Change will come. UKIP was the start. The deterioration and decline will eventually end. People have wised up, they know they are being shafted and many voted UKIP because their own party elite held them in contempt.

claig · 05/06/2013 22:31

'Also the media (you know the ones who also attend meetings in Watford but fail to report on what is discussed) are not going to stir public opinion'

Eventually they will have to, because they are being discredited and many people believe they are just propaganda mouthpieces and people are turning to alternative media made by ordinary people who didn't go to Oxbridge.

Millions of people are trying to work out names in an affair that the Daily Mail alone made public, and yet the TV news programmes don't even mention that millions of people are trying to work out what this story was about.

MiniTheMinx · 05/06/2013 22:34

I agree with what Edam has said especially in regards to Home Care services for adults. I left 12 years ago because my job changed. We use to assess people based on need by the time I left I was making assessments based on budget constraints and checking agency contracts and invoices for fraud.

However under neo-liberalism with falling tax receipts, rising unemployment, rising welfare need and rising costs because of privatisation I can't see how peoples needs can come first. Money doesn't grow on trees. Are we too far along this trajectory to turn back? We need to but to do so would mean nationalising the banks and halting the privatisation of public services and starting to bring it back in. We also need to look at the money supply itself. If a government needs money, it needs to be in charge of its creation, not the banks.

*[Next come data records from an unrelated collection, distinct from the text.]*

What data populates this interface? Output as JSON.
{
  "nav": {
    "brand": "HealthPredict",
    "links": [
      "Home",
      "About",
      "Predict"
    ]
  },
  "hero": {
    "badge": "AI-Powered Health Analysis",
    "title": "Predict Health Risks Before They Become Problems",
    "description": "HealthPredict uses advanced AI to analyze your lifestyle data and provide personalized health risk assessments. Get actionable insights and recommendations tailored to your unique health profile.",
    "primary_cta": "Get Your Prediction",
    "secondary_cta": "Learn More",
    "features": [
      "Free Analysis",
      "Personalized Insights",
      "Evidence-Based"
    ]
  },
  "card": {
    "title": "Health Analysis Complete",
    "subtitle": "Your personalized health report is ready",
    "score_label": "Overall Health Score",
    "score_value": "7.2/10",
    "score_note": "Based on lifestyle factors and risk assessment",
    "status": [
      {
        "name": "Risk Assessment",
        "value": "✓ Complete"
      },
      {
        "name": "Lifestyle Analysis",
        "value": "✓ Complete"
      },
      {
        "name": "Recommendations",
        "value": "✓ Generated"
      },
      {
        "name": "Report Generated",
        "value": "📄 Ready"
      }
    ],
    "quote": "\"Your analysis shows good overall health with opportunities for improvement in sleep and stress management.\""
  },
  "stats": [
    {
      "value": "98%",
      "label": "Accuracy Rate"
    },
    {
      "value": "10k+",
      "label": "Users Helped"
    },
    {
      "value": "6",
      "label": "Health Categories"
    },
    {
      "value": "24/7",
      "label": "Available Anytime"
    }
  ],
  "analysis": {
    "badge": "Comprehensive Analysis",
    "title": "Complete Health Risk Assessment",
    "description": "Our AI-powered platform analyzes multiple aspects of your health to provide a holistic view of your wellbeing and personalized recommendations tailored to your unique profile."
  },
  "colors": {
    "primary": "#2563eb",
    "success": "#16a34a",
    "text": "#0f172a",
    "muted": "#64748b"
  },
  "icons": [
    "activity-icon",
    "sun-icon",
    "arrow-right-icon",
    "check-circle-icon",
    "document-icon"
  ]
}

No government will do this, for two reasons, the string pullers won't have it and uncle sam would go ballistic.

claig · 05/06/2013 22:34

Mini, you are right. There will always be string pullers. But the clever ones go with the flow and don't go against the grain, they don't hold the ordinary people in contempt. They read the tea leaves and give the people what they want in order to achieve what they themselves want.

Ilikethebreeze · 05/06/2013 22:37

News just doesnt seem "new" any more.
"News" is several hours or days out of date sometimes.

MiniTheMinx · 05/06/2013 22:38

I wonder if Rothermere is staying in Watford. That tax dodger back in the Uk for a little stay in a hotel with his chum Scameron. What do you think?

claig · 05/06/2013 22:41

Are you referring to the proprietor of the Daily Mail? If so, I refuse to believe that he is a tax dodger.

MiniTheMinx · 05/06/2013 22:44

He is but he isn't on the current list of guests at watford.

Pan · 05/06/2013 22:46

The 'quality' of public serivices ISN'T going to be best served by privatisation. The M of Justice now wish to 'privatise' the provision of the probation service - so some of the really risky, damaged and damaging people on our streets and in prisons could be managed by G4S - a company stratospherically inept. But..in the short term cheaper than having really well performing public servants.

This at a time when offenders reconviction rates are at an all time low. There isn't a 'quality' argument. It's purely ideological. The Offender Rehabilitation Bill, currently going through Parliament, is the means by which unqualified and unprepared and cheap staff will be over-seeing v high risk people. But the main thing is that they are cheap.